Any pretence of providing good customer service and better products has disappeared from many businesses as they wring out the last few droplets of money from their business model as the pyramid scheme of "buy low sell high" collapses.
However there's one kind of business where they're constantly scrambling to implement a feature which it would be far easier and cheaper to just leave out. Social media companies appear to be desperate to scramble the chronology of people's timelines despite the fact that leaving it chronological would almost certainly be cheaper from a programming point of view.
Linear time is the default - it comes free with the universe - so to expend effort (and therefore spend money) trying to mess with that must mean that there's something even more important than profit at stake.
Could it be control?
When the internet first came in it was the province of academics, eccentrics and geeks, people who were enthusiastic about what could be achieved with this new technology; how people could be come more connected than ever before.
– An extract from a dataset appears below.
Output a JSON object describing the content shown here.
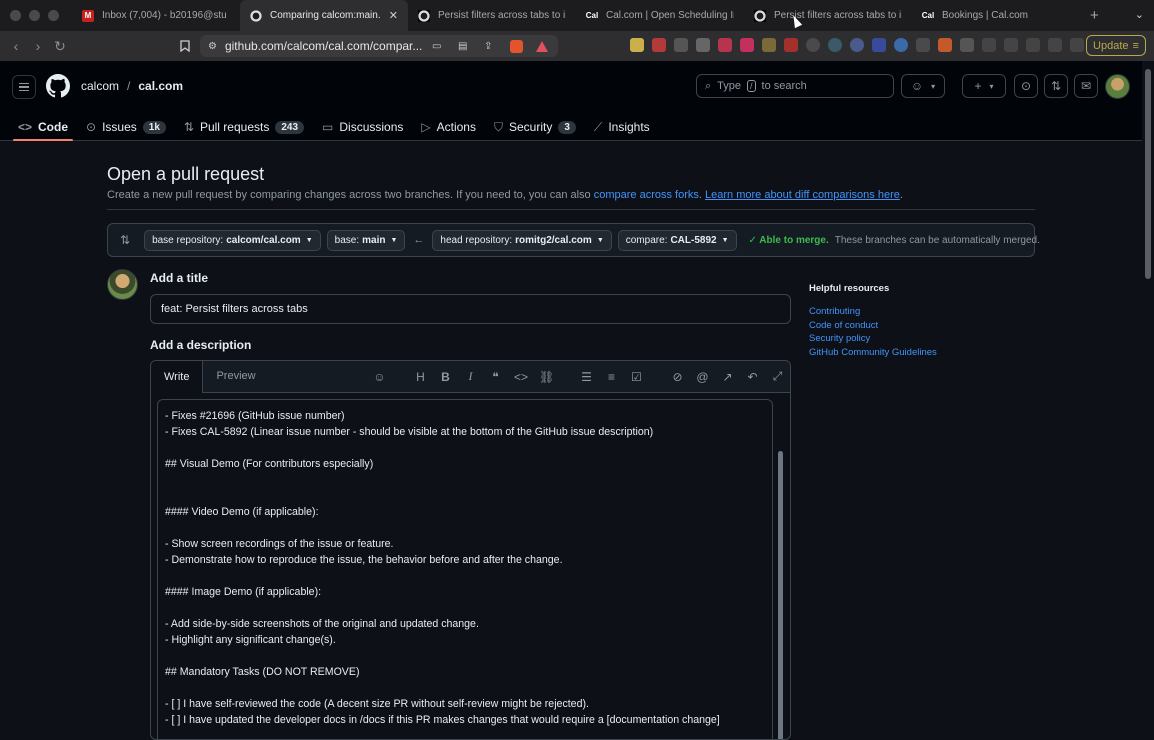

A lot of this research and experimentation was ignored by the mainstream finance-focussed world as an irrelevant hobbyist distraction that would probably disappear like CB radio had, so by the time it became clear that it wasn't going away it was too late - the internet protocols had been designed in such a way as to maximise the speed and ease of connection, automatically finding ways around if parts of the infrastructure were unavailable.
Ever since this realisation business has been trying to find a way of shutting the stable door after the horse has bolted.
When they realised they couldn't actually stop the internet, businesses tried their best to come up with a supernormal stimulus that would scratch the same itch and they eventually discovered that offering people a free social media service with easy sign up meant that if you set the defaults to tip the odds in favour of the house the majority of your subscribers wouldn't bother to change anything.
Randomising of chronology is one way of maintaining control. The alleged connectedness of social media ends up being an illusion if you're not seeing other people's posts in real time, and if the service itself algorithmically curates what you do and what you don't end up actually seeing.
We are all being isolated by fake interconnectedness. And when we're isolated, we're easier to control.
As the last resource that capitalism is able to exploit in its runaway quest for profit, our minds have become the final battlefield - and if we're able to talk to each other across the globe in real time that will give us an advantage. There's still a chance social media is one solution as long as we stay ahead of those who want to turn it into part of the problem.